What has prompted the broker missive is that the Invesco board is offering shareholders a continuation of their investment together with the alternative of a tender offer at a level close to NAV. Shareholders wishing to realise part or all of their investment have a chance to do so through a tender offer for up to 40 per cent of the shares in issue. This realisation, it seems, is an offer I shouldn’t refuse.
But how has Invesco Perpetual Smaller UK Companies performed? According to Numis Smaller Companies research, it has achieved a net asset value per share total return of 21.3 per cent compared with a benchmark return of 18.6 per cent. The share price total return over the past 12 months was 22.9 per cent.
I also note from Trust Net that the shares are up 30 per cent over one year and 171 per cent over five, significantly outperforming the smaller companies sector over both periods. Performance has been firmly in the top quartile and the current yield is 3.5 per cent.
As for dividends, three interim dividends of 3.45p each have been paid and the board has announced a proposed final payout of 6.75p per share, making a total dividend for the year of 17.1p. For shareholders choosing to remain, the trust will continue to be managed in the same way that it is now. Consistent with the current dividend policy, and in the absence of unforeseen circumstances, it intends to pay a dividend for the year to 31 January 2018 of 17.1p per share, which equates to a yield of approximately 4 per cent at the 2017 year end.
Why, then, should I move to the exits? Regular readers will know I’m a defensive sort of guy and have tended to favour investment trusts with a good dividend record and/or standing on a discount to net assets, offering some semblance of value in a market that looks fully priced.
It really is spooky how markets overall have held up over the last six months despite the traumas of Brexit, the maverick Donald Trump presidency, the European elections and now our own UK general election. But I don’t want to reduce my exposure to defensive equities, I like investment trusts and favour income as a proven route in many cases to superior overall capital return.

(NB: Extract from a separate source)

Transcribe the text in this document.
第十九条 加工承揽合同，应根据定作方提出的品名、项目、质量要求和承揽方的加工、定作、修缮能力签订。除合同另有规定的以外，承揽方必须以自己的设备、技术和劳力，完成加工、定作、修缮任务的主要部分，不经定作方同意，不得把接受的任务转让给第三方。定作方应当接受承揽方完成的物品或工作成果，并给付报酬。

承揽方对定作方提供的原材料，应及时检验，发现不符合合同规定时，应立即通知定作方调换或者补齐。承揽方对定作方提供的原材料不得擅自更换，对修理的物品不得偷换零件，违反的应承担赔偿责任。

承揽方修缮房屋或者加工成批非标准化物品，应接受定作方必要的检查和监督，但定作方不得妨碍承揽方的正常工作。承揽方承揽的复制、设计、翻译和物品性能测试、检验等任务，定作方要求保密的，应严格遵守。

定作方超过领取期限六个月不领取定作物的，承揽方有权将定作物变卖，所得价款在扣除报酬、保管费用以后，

What alternatives may be on offer? When it comes to smaller companies, Woodford has enjoyed a cult following but the wheels have started to wobble on his investment trust due to smaller company disappointments.
The much-trumpeted Woodford Patient Capital Trust has suffered notable setbacks, in particular the intellectual property company Allied Minds and pharmaceutical company Circassia, both of which have suffered sharp share price falls in recent weeks. The overall result is that shares in Patient Capital are down 8.1 per cent over the past 12 months while the UK all companies index is up 20.6 per cent over the same period.
As for the smaller companies sector overall, while trusts focused on this end of the stock market performed well last year, the rating on many of their shares remains lacklustre.
It is a sharp reminder that while smaller firms can often yield spectacular returns, even for acknowledged fund maestros like Woodford, success is by no means guaranteed.
My inclination for now is to stick with Invesco UK Perpetual Smaller Companies pending an attractive alternative home for my investment in this sector. Suggestions welcome!